Lukah Gilo adalah kesenian tradisional masyarakat Minang, Sumatera Barat. Kesenian ini mirip dengan jailangkung yang dikendalikan oleh seorang pawang. Istilah lukah gilo berasal dari bahasa Minang, di mana lukah berarti alat tangkap ikan yang terbuat dari anyaman rotan dan gilo berarti gila. Dengan demikian, lukah gilo dapat diartikan sebagai alat tangkap ikan yang terbuat dari rotan dan dapat bergerak ke mana-mana seperti orang gila.
      Lukah gilo adalah ritual mistis yang diwariskan turun-temurun oleh nenek moyang suku Minang. Asal muasal adanya lukah gilo adalah ketika Pulau Sumatera dikuasai oleh Raja Adhityawarman. Kesenian ini penuh dengan kekuatan-kekuatan animisme dan dinamisme. Tentu tidak relevan dengan kepercayaan yang ada sekarang ini. Lukah gilo menebarkan aura mistis dan magis.
      Peralatan utama yang digunakan dalam lukah gilo adalah lukah. Lukah adalah alat penangkap ikan yang terbuat dari anyaman rotan. Lukah memiliki bentuk memanjang dan menyerupai kerucut. Lukah didandani seperti manusia. Bagian ujung lukah yang lancip akan diberi batok kelapa yang merupakan lambang kepala. Di kanan dan kiri dipasang kayu melintang yang merupakan lambang tangan. Seperti manusia, lukah juga dipakaikan baju.
      Proses pementasan lukah gilo terdiri dari :
- Persiapan
- Pelaksanaan
- Penutup
Kesan dan pesan penulis setelah menonton video rekaman Lukah Gilo :Â
Kesan yang saya dapatkan ketika selesai menonton video sastra lisan ini adalah, saya merasa tersihir.
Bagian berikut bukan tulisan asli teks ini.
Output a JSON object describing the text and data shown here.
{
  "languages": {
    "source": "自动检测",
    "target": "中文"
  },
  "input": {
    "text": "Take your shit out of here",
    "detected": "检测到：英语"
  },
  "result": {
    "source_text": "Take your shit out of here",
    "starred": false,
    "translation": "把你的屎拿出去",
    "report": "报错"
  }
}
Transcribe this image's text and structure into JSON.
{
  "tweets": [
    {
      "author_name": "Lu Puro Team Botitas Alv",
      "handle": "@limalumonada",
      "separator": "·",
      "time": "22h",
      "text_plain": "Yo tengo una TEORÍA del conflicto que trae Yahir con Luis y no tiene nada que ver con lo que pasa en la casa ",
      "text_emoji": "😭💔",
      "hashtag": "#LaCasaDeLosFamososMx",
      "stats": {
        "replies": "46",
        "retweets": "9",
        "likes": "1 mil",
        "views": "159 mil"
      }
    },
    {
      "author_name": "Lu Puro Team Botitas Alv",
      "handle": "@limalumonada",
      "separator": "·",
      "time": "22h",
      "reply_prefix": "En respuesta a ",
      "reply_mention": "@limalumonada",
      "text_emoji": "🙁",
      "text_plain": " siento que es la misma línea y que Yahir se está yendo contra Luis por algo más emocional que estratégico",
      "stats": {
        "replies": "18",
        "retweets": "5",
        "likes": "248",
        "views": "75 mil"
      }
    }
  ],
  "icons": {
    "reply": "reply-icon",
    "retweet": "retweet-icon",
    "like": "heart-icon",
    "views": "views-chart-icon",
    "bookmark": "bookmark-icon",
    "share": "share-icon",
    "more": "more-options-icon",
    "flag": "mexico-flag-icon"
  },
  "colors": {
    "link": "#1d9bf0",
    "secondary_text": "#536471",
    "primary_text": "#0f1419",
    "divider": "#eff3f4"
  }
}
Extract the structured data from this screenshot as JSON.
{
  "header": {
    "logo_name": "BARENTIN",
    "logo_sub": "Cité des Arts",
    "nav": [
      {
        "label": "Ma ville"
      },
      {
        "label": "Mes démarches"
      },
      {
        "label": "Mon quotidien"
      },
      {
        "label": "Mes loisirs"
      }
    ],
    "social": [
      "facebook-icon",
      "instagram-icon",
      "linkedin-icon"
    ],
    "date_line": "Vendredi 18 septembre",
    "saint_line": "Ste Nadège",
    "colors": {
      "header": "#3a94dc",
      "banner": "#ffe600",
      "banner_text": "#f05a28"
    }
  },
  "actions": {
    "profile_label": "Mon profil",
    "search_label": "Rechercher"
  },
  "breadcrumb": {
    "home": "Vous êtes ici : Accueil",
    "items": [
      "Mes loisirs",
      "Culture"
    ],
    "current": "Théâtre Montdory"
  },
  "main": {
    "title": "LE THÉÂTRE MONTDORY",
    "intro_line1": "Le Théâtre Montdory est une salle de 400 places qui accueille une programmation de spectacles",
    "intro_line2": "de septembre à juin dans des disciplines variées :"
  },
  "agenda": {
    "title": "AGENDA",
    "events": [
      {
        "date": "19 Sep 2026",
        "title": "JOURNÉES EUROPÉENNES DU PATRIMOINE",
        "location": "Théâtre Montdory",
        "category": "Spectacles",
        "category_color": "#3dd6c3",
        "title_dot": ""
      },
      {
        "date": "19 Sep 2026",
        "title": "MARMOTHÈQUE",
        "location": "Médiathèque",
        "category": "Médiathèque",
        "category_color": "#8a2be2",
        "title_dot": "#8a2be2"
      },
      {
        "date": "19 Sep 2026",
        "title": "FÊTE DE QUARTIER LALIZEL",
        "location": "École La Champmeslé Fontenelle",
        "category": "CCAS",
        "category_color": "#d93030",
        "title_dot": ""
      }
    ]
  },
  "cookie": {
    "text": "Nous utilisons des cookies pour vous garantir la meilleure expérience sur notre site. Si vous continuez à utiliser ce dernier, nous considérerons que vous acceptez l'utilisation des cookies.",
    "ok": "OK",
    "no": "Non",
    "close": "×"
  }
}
Lukah Gilo yang ditampilkan sangat baik dan saya menjadi tenggelam ketika menonton video dokumentasinya. Selain itu, saya bersyukur bahwa Lukah Gilo masih ada dan dilestarikan oleh masyarakat Minang. Karena saya hanya melihat penampilan Lukah Gilo ini lewat rekaman dokumentasi, saya belum mendapatkan sepenuhnya perasaan dan getaran yang ingin disampaikan oleh para penampil. Hal ini menjadikan saya tertarik untuk menonton Lukah Gilo ini secara langsung.
Pesan yang ingin saya sampaikan setelah menonton Lukah Gilo adalah supaya Lukah Gilo masih terus dilestarikan dan dikembangkan oleh masyarakat Minang. Karena jika tidak dijaga dan dilestarikan, budaya ini sewaktu-waktu bisa menghilang. Dengan menjaga budaya, kita menjaga identitas bangsa kita sendiri. Selain itu, saya berharap masyarakat luas menjadi mengenal Lukah Gilo dan sastra lisan lain yang ada di Minangkabau. Saya berharap semoga sastra lisan ini terus berkembang dan menjadi terkenal oleh masyarakat bukan hanya masyarakat dalam negeri, tapi juga masyarakat luar negeri.